I am in quite an unusual position of being an illustrator, who has also worked as an illustration agent and producer. It means I’ve seen behind the scenes of an agency – something which can often feel a mystery to illustrators. In this lecture I give a peek behind the curtain, explain the role of an agent, why they can be useful for illustrators and clients, and what you can do to promote yourself if you don’t have an agent. After the lecture I am very happy to answer any questions.
(When I gave this lecture at the design akademie berlin, I followed the lecture with an individual portfolio consultation for independent illustrators and final-semester illustration students. It was a very useful addition to the lecture as it gave the illustrators and illustration students practical steps to improve and develop their portfolios.)
Arts + Commons workshop at Supermarkt’s event ARTS & COMMONS: Art, Money and Self Organization in Digital Capitalism. Berlin, 2017
Arts + Commons is a collaborative collage workshop developed by Sam Muirhead of Camera Libre, exploring the co-creation of artistic work, in the mould of open source collaboration or ‘commons-based peer-production‘.

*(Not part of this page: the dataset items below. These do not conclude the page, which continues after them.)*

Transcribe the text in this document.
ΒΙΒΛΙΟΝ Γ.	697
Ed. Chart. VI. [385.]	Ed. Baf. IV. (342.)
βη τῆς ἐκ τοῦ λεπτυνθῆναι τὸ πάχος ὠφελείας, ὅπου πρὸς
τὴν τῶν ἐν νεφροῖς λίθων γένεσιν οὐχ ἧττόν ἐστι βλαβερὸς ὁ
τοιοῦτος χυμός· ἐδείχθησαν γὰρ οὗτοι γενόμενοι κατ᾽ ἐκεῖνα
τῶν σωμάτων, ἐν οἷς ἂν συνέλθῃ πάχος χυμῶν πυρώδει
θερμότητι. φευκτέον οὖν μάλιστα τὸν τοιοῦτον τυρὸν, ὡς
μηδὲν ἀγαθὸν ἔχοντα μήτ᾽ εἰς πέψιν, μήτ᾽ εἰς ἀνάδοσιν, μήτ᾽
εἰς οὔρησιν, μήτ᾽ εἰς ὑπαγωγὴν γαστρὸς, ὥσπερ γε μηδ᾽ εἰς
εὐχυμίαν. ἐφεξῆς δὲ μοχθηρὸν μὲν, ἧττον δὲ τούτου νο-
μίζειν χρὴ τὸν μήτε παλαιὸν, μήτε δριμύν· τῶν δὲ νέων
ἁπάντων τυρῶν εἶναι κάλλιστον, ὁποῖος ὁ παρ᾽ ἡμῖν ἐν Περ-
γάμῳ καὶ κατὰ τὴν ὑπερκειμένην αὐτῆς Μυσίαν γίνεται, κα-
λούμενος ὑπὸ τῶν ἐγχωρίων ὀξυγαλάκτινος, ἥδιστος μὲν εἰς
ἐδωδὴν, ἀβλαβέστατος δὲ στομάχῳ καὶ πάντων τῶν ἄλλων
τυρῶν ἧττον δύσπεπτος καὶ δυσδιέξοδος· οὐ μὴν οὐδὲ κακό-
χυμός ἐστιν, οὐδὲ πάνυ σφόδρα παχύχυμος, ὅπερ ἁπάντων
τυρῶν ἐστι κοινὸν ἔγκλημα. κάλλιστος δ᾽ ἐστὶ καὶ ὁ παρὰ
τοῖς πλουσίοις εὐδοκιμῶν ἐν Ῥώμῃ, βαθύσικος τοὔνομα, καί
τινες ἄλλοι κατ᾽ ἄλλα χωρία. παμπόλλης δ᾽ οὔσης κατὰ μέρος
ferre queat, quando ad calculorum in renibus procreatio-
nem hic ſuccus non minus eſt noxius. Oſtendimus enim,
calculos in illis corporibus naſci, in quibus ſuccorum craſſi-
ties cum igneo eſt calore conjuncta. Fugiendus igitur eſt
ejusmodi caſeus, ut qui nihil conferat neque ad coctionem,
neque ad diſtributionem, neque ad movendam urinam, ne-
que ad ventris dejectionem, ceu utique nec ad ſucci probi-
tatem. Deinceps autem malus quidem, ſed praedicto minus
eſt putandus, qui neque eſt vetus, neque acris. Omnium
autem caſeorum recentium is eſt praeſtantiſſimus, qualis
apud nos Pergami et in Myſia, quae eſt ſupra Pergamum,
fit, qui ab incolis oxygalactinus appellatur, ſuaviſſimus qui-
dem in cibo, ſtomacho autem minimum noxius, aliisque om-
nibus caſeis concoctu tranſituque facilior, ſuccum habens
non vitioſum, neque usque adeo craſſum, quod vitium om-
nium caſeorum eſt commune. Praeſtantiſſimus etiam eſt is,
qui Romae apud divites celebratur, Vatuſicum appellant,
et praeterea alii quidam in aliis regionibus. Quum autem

I co-hosted the workshop with Sam, as part of Supermarkt’s event series, “Arts & Commons”, exploring new forms of financing and value creation of cultural & artistic projects through means of collaboration, commoning and making intelligent use of emerging digital technologies & practices.
CUT, COPY & PASTE – 2-day interactive installation at Mozfest (Mozilla festival). London, 2017
Together with Sam Muirhead of Camera Libre, I ran a two-day interactive installation of Cut, Copy & Paste – a zine-making workshop introducing people to open source collaboration, without using digital tools: participants build a commons of creative work using rubber stamps, a typewriter and a photocopier as a version control system. Over two days the participants created texts, images and ideas based on their experiences of Mozfest, which were then available for other participants to re-mix, re-work and re-use to create small zines.